Les neuroscientifiques parlent da la polarisation des neurones qui sont chargés positivement et négativement. Cette énergie qui découle des neurones selon les neurosciences, explique en quelque sorte les pouvoirs que détiennent les guérisseurs (les nganga) qu'ils soient medium, devin ou chef de clan tels que décrits au deuxième chapitre et leur permet de pénétrer l'espace psychique ou l'inconscient d'un individu et lire les archives contenant les affects, les traumatismes ou les événements de l'histoire individuelle du patient afin de proposer une thérapeutique. Outre les neurosciences, les expériences faites dans le cadre de parapsychologie expérimentale démontrent aussi comment cette intersubjectivité marche dans la phénoménologie de la perception extra sensorielle.

Les cas Lambert, Tatu, Washington et Mbombo, se rangent dans cette logique où l'on utilise la parole pour éveiller la conscience, la parole qui contient une énergie nécessaire pour mettre en contact le personnel soignant et le psychisme du patient afin d'aboutir au résultat escompté.

Dans le cas Washington, le fait de prononcer ce nom spécial « Washington » réveille ce patient qui était dans un coma profond. Ceci démontre la puissance que possèdent certains noms que portent les individus. Cette réaction est l'effet d'une métacommunication entre deux individus.

CONCLUSION

Les coutumes et traditions culturelles, les représentations mentales ou les savoirs quotidiens sont devenus aujourd'hui objet d'études de toutes les disciplines, depuis que la sociologie - dans le sillon de Durkheim cité par Panu Mbendele (1988) - a découvert leur importance.

Le présent travail qui est parti des théories subjectives luba du Kasaï relatives aux traitements des maladies et problèmes, conséquences de violation des coutumes s'est voulu une réponse aux interrogations selon lesquelles les pratiques thérapeutiques de cette culture peuvent être utiles à la psychologie clinique en générale et la psychothérapie en particulier.
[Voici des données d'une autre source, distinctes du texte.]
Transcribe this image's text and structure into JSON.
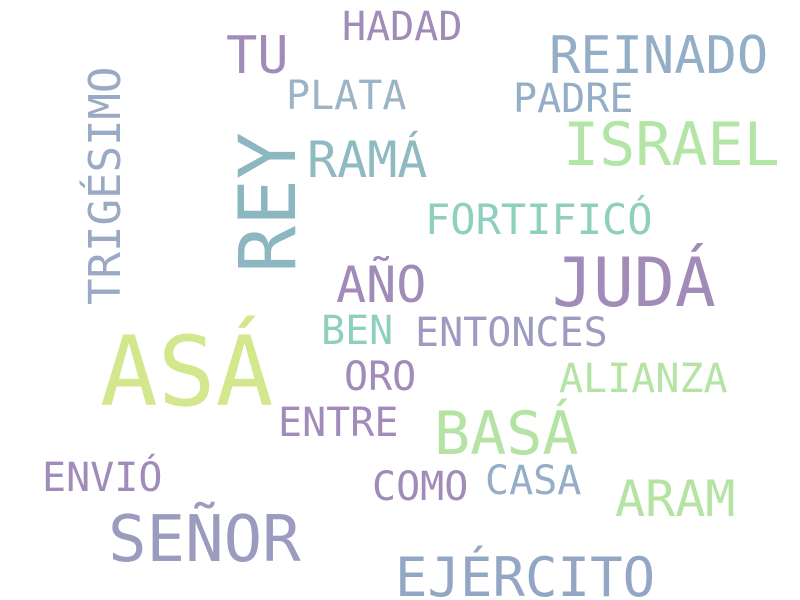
{
  "words": [
    {
      "id": "asa",
      "text": "ASÁ",
      "color": "#d3e78d"
    },
    {
      "id": "rey",
      "text": "REY",
      "color": "#8db7c0"
    },
    {
      "id": "juda",
      "text": "JUDÁ",
      "color": "#a18bb8"
    },
    {
      "id": "senor",
      "text": "SEÑOR",
      "color": "#9b9bbf"
    },
    {
      "id": "basa",
      "text": "BASÁ",
      "color": "#b4e3a4"
    },
    {
      "id": "israel",
      "text": "ISRAEL",
      "color": "#b2e5a6"
    },
    {
      "id": "trigesimo",
      "text": "TRIGÉSIMO",
      "color": "#9aa9c4"
    },
    {
      "id": "reinado",
      "text": "REINADO",
      "color": "#93aec6"
    },
    {
      "id": "ejercito",
      "text": "EJÉRCITO",
      "color": "#93a6c4"
    },
    {
      "id": "ano",
      "text": "AÑO",
      "color": "#a18bb8"
    },
    {
      "id": "rama",
      "text": "RAMÁ",
      "color": "#8fbac2"
    },
    {
      "id": "fortifico",
      "text": "FORTIFICÓ",
      "color": "#8fcfbe"
    },
    {
      "id": "aram",
      "text": "ARAM",
      "color": "#b4e3a4"
    },
    {
      "id": "tu",
      "text": "TU",
      "color": "#a18bb8"
    },
    {
      "id": "hadad",
      "text": "HADAD",
      "color": "#a18bb8"
    },
    {
      "id": "plata",
      "text": "PLATA",
      "color": "#9cb4c6"
    },
    {
      "id": "padre",
      "text": "PADRE",
      "color": "#93aec6"
    },
    {
      "id": "entonces",
      "text": "ENTONCES",
      "color": "#9d9cc0"
    },
    {
      "id": "ben",
      "text": "BEN",
      "color": "#8fcfbe"
    },
    {
      "id": "oro",
      "text": "ORO",
      "color": "#a18bb8"
    },
    {
      "id": "alianza",
      "text": "ALIANZA",
      "color": "#b4e3a4"
    },
    {
      "id": "entre",
      "text": "ENTRE",
      "color": "#a18bb8"
    },
    {
      "id": "envio",
      "text": "ENVIÓ",
      "color": "#a18bb8"
    },
    {
      "id": "como",
      "text": "COMO",
      "color": "#a18bb8"
    },
    {
      "id": "casa",
      "text": "CASA",
      "color": "#93aec6"
    }
  ]
}
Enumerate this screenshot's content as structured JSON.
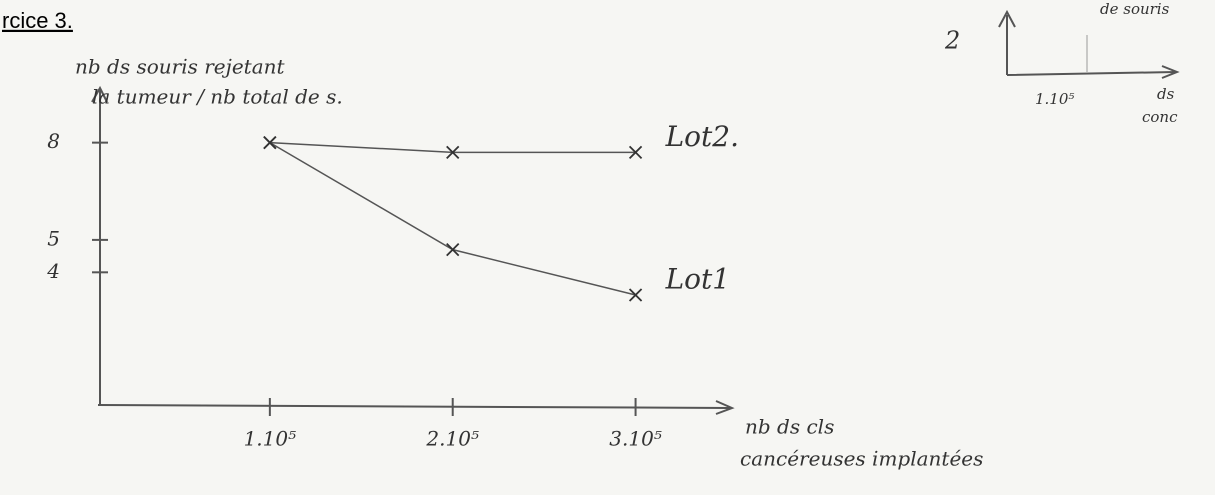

Il nous montre comment nos représentations communes déterminent la nature de nos comportements.

Notre travail s'est ainsi intéressé aux savoirs endogènes, au vécu du peuple luba puisé du monde dans lequel il vit et surtout aux savoirs sur la résolution des problèmes psychosomatiques.

Nous avons constaté que les personnels de santé que nous avons appelés agents guérisseurs ou les nganga ont développé diverses stratégies et techniques pour aider leurs frères et soeurs à entretenir la santé (vie) ou à la restaurer lorsqu'elle a été perturbée (à soigner la maladie). Dans leurs pratiques, ils utilisent la parole comme outil principal bien que les rituels peuvent mettre en exergue d'autres objets comme les peaux de certaines bêtes, des plantes, etc., en vue de préparer psychologiquement la thérapie. La clé de voûte de toute leur construction thérapeutique est que tout est interconnecté, tout peut influencer tout, avec la parole.

A la lumière de ces quelques cas, étudiés au cours de cette recherche, nous nous rendons compte dans nos cultures, il existe des méthodes et techniques thérapeutiques qui procèdent quasiment comme les méthodes scientifiques. Il y a des procédures diagnostiques et des techniques de traitement valables et comparables aux procédures et aux techniques de certaines psychothérapies scientifiques. Bien plus, il y a des techniques que la psychothérapie scientifique ignore encore et qui peuvent être adaptées afin de rendre nos pratiques scientifiques beaucoup plus efficaces.

Bien que ce pratiques thérapeutiques ne saurons répondre de la même façon chez tout le monde, cela est lié, bien sûr, à l'équation personnelle ou de l'histoire individuelle du sujet, elles demeurent d'un apport important pour la science.

C'est en ce sens que nous poursuivrons nos recherches futures, en nous basant sur les aspects issus de cette étude, avec un échantillon plus élargi pour que ces pratiques soient utiles non seulement en milieux luba, mais à travers d'autres cultures.